The article focuses on execution of dataflows. There is also going to be an overhead for the webapp itself. If the Analyze instance is being used for both scheduled data flow execution and development then there will be additional demands on the CPUs due to the activities of users who are editing data flows and running them ad hoc.
LIMITING CPU USAGE:
1. You can limit CPU usage by adding Run Dependencies, also known as clocks, to the dataflows.
This would limit the number of threads running in a particular data flow. For more information on clocking & how to implement them see here.
Please note: it's not recommended to use direct composite - to - composite clocking.
2. Another thing to consider is what the thread limit is currently set to on your machine. If clocking does not work, then you should probably reduce the number of concurrent threads. The default is 4.
See this document for steps on configuring the thread limit.
A 'rule of thumb' is that you should have a maximum of 4 nodes running per CPU (as seen by the OS). This is across all data flows running on the system at any one time.

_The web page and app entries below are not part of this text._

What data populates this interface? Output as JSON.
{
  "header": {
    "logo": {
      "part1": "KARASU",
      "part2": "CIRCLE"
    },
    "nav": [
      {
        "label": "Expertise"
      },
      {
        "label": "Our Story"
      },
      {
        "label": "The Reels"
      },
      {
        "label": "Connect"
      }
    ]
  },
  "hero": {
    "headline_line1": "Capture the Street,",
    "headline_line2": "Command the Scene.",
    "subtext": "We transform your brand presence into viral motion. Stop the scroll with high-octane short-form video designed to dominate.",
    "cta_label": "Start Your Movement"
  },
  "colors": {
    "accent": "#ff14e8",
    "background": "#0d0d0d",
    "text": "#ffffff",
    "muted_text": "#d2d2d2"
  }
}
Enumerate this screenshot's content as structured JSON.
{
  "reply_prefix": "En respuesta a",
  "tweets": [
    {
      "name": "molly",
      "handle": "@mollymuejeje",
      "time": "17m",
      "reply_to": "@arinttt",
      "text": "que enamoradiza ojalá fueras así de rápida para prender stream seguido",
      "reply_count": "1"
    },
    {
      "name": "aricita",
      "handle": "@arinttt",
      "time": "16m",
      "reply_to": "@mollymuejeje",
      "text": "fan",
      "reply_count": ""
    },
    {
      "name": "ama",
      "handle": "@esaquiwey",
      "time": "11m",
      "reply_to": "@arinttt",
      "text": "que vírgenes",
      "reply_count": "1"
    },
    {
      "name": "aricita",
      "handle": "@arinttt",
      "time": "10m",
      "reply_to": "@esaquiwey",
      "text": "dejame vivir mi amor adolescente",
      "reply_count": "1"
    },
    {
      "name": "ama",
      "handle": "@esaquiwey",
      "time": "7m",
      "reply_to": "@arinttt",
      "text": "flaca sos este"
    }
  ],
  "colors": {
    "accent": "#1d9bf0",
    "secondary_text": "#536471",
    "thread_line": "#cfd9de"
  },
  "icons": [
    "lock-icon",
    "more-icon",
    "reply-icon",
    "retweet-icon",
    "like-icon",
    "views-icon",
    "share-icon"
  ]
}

The thread limit configuration specifies the maximum number of nodes that can run simultaneously within a single data flow. So if you have 8 CPU's, and you set the thread limit to 4, then the maximum number of nodes you should attempt to run should be 32.
When it comes to scheduling, you should consider....
- how many data flows are being scheduled to run simultaneously. Keep in mind that different dataflows have different levels of complexity. A dataflow that has only a single node or two would obviously be less load on the server than some dataflow that has a thousand nodes.
- how many nodes are running in parallel within each data flow. It may be necessary to include run dependencies (clocks) to limit the number of nodes running at any one time within a particular data flow.
CPU HEAVY NODES:
The Sort and Agg nodes are typically those that consume the most CPU time. The Joins can also eat processing time. Some nodes such as the Pivot Data to Names node can also take a long time to run.
Some transformations inherently require more CPU cycles.